Hindhukolheh is an upcoming Maldivian film written by Ahmed Tholah and directed by Ali Shifau. Produced by Mohamed Ali and Aishath Fuad Thaufeeq under Dark Rain Entertainment, the film stars Sharaf Abdulla and Aminath Rashfa in pivotal roles.

Premise
The film narrates the story of love and self-discovery, where Kiara, unsure about her feelings for her married boss, loses her recent memory on a work trip. Imran, hopelessly in love with her, helps her through recovery by acting as her boyfriend and fulfilling her long-held wishes, hoping she will remember her true feelings when her memory returns. The story explores how Kiara rediscovers herself and what she truly wants in life, while Imran hopes to finally win the love he has always dreamt of.

Cast 
 Sharaf Abdulla as Imran
 Aminath Rashfa as Kiara
 Ravee Farooq as Shaad
 Mariyam Majudha
 Ahmed Shakir
 Kate Gale
 Shaana Saeed
 Mohamed Rifshan
 Aminath Shamraa
 Mohamed Afrah

Development
The project was announced in March 2022, where it was announced that eighty percent of filming was completed from Dark Rain Entertainment's new romantic feature film titled Hindhukolheh. Filming was completed in April 2022.

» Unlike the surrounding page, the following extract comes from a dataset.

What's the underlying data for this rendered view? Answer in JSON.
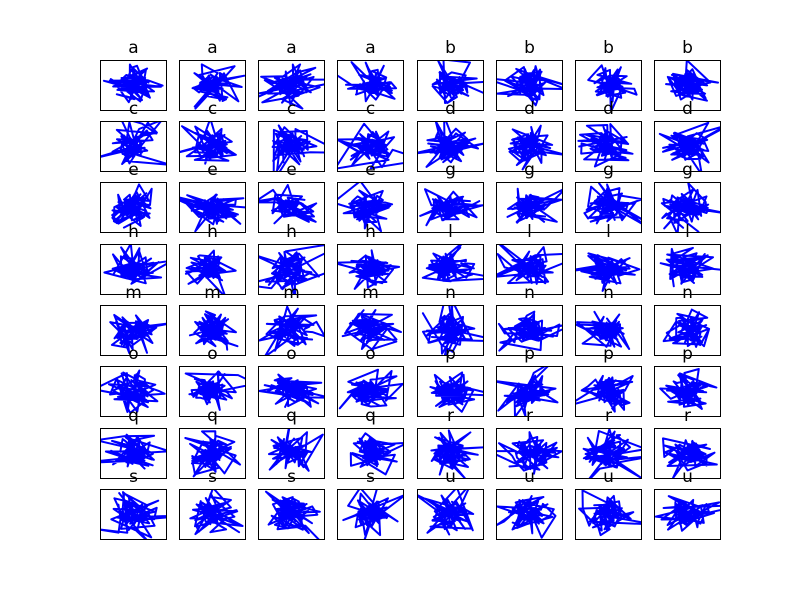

On 16 September 2022, Dark Rain Entertainment released a cover version of the Maldivian iconic song "Lolakah Ninjeh Naadhey", penned by Easa Shareef and originally performed by Ali Rameez for the album Goyye (1999). Upon release, Rameez claimed the copyrights of the song on YouTube and criticised the production company for using his original work without his permission. Soon after, Dark Rain Entertainment personally and publicly apologized Rameez and announced that the song will not be used in any of their productions.

Soundtrack

Release
The film was initially slated for a theatrical release, however, considering the demand of Olympus Cinema after its re-opening on 4 February 2023, Dark Rain Entertainment decided to premiere the fil on Medianet Multi Screen.